Deerwalk Blog

Why HTML5 and CSS3

Posted by Dambar Thapa on January 31, 2012

Since the first time I heard about HTML5 and CSS3, I have been exploring them very keenly. At the same time, I have been trying to re-educate my clients but that has not been so easy. It is sad that most clients still ask for the following:

1. Validate HTML as Strict or Transitional.
2. Validate CSS.
3. Make the website meet Accessibility Level 2+.
4. Make it look the same across all browsers.
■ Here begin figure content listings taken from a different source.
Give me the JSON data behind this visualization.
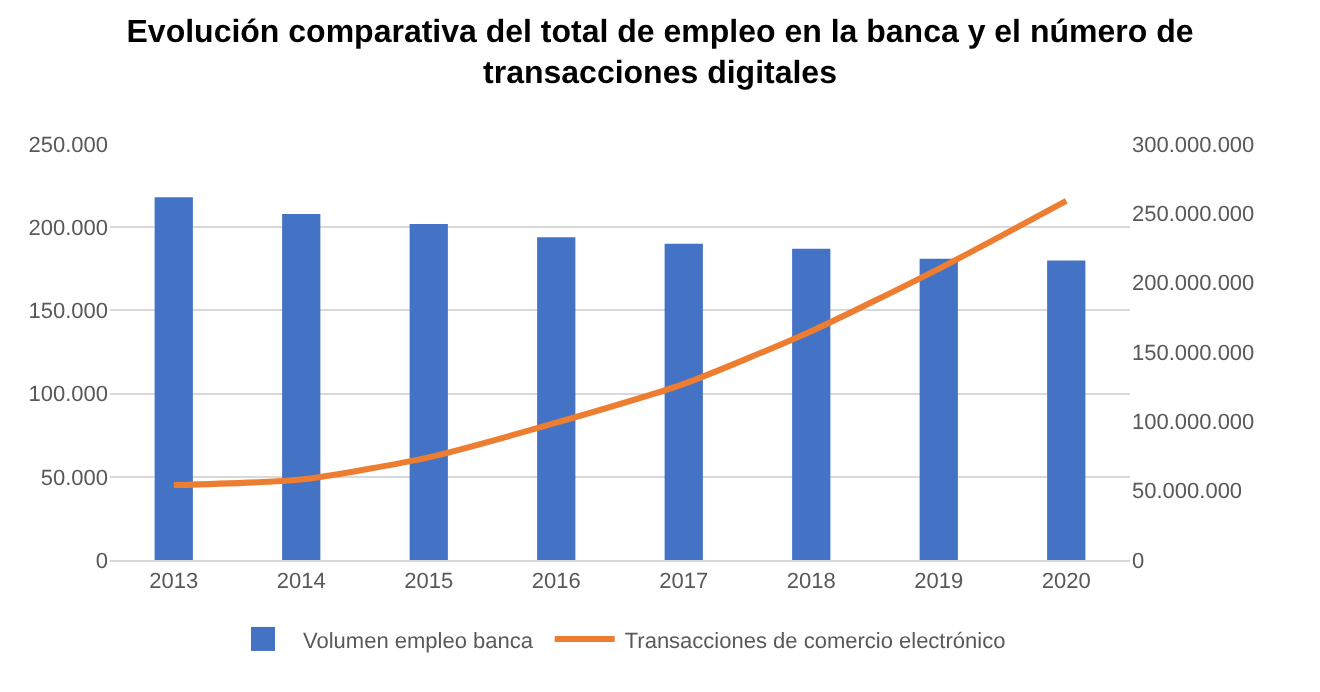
{
  "chart_data": {
    "type": "bar",
    "title": "Evolución comparativa del total de empleo en la banca y el número de transacciones digitales",
    "categories": [
      "2013",
      "2014",
      "2015",
      "2016",
      "2017",
      "2018",
      "2019",
      "2020"
    ],
    "series": [
      {
        "name": "Volumen empleo banca",
        "color": "#4472c4",
        "values": [
          218000,
          208000,
          202000,
          194000,
          190000,
          187000,
          181000,
          180000
        ]
      },
      {
        "name": "Transacciones de comercio electrónico",
        "type": "line",
        "axis": "y2",
        "color": "#ed7d31",
        "values": [
          54000000,
          58000000,
          74000000,
          99000000,
          127000000,
          165000000,
          210000000,
          259000000
        ]
      }
    ],
    "ylim": [
      0,
      250000
    ],
    "yticks": [
      0,
      {
        "value": 50000,
        "label": "50.000"
      },
      {
        "value": 100000,
        "label": "100.000"
      },
      {
        "value": 150000,
        "label": "150.000"
      },
      {
        "value": 200000,
        "label": "200.000"
      },
      {
        "value": 250000,
        "label": "250.000"
      }
    ],
    "y2lim": [
      0,
      300000000
    ],
    "y2ticks": [
      0,
      {
        "value": 50000000,
        "label": "50.000.000"
      },
      {
        "value": 100000000,
        "label": "100.000.000"
      },
      {
        "value": 150000000,
        "label": "150.000.000"
      },
      {
        "value": 200000000,
        "label": "200.000.000"
      },
      {
        "value": 250000000,
        "label": "250.000.000"
      },
      {
        "value": 300000000,
        "label": "300.000.000"
      }
    ],
    "grid": "y",
    "legend": "bottom",
    "marker": "none",
    "line_style": "solid"
  }
}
For almost a decade, we, as designers and developers, have been educating our clients on the above points and it is difficult to re-direct the path we earlier started. Nevertheless, the time has now come to re-educate our clients and that must be done.

Html5 CSS3 Illustration

As technology evolves, so does the art and craft of Web Design. It is no more like what we did in 2004 or 2006. New technology creates new challenges that require new solutions. Often, we’re working in unfamiliar territory where the demanded solutions are new and unproven. Other times, we’re faced with problems of a more universal nature — problems that have a history. So that some of those problems can be taken care of, HTML5 and CSS3 are now here with the following primary advantages:

1. Usage of HTML5 and CSS3 makes websites more device-friendly and accessible.
2. It accelerates the development process which helps us wrap our project faster with higher standards.
3. It helps in making websites future proof.

Also, HTML5 and CSS3 help us in fulfilling the following two important objectives of modern web design:

1. Availability of websites in all major browsers and devices.
2. Usability of websites so that not only are they accessible but are also user-friendly.

The Web is a flexible medium, and rightly so. We should embrace its flexibility rather than set boundaries in our mindset and in our designs. There are so many remarkable approaches we can take today: be it responsive designs with CSS3 media queries, rich Web typography (with full support today!) or HTML5 video and audio. And, there are also many other useful tools and resources that we can leverage to incorporate new technologies in our designs; while still supporting older browsers.

There is just no reason not to use HTML5 and CSS3. We should design for the future and we should design for today — making sure that our progressive designs work well in modern browsers and work fine in older browsers. Our only mistakes would then be: clinging to the past and trying to work with the old nasty hacks and workarounds that will become obsolete very soon.

Also, gathering from my past experience, people still follow the trends that were followed 4 years ago because of many factors like fear factor, validation factor, “too early” factor, etc.

Whatever the factors that keep us from daring into these new CSS3 styles or new HTML5 coding techniques need to be gotten over. Plain and simple. We need to move on and start using CSS3 and HTML5 today. If we get stuck in our limited ways of looking at situations, we are bound to continue falling short of the full potential of ourselves and our fields.

Admittedly, I believe in faith factor myself — how about you? And, what CSS3 or HTML5 features are you going to incorporate into your next design? Or, are you not ready for all this yet?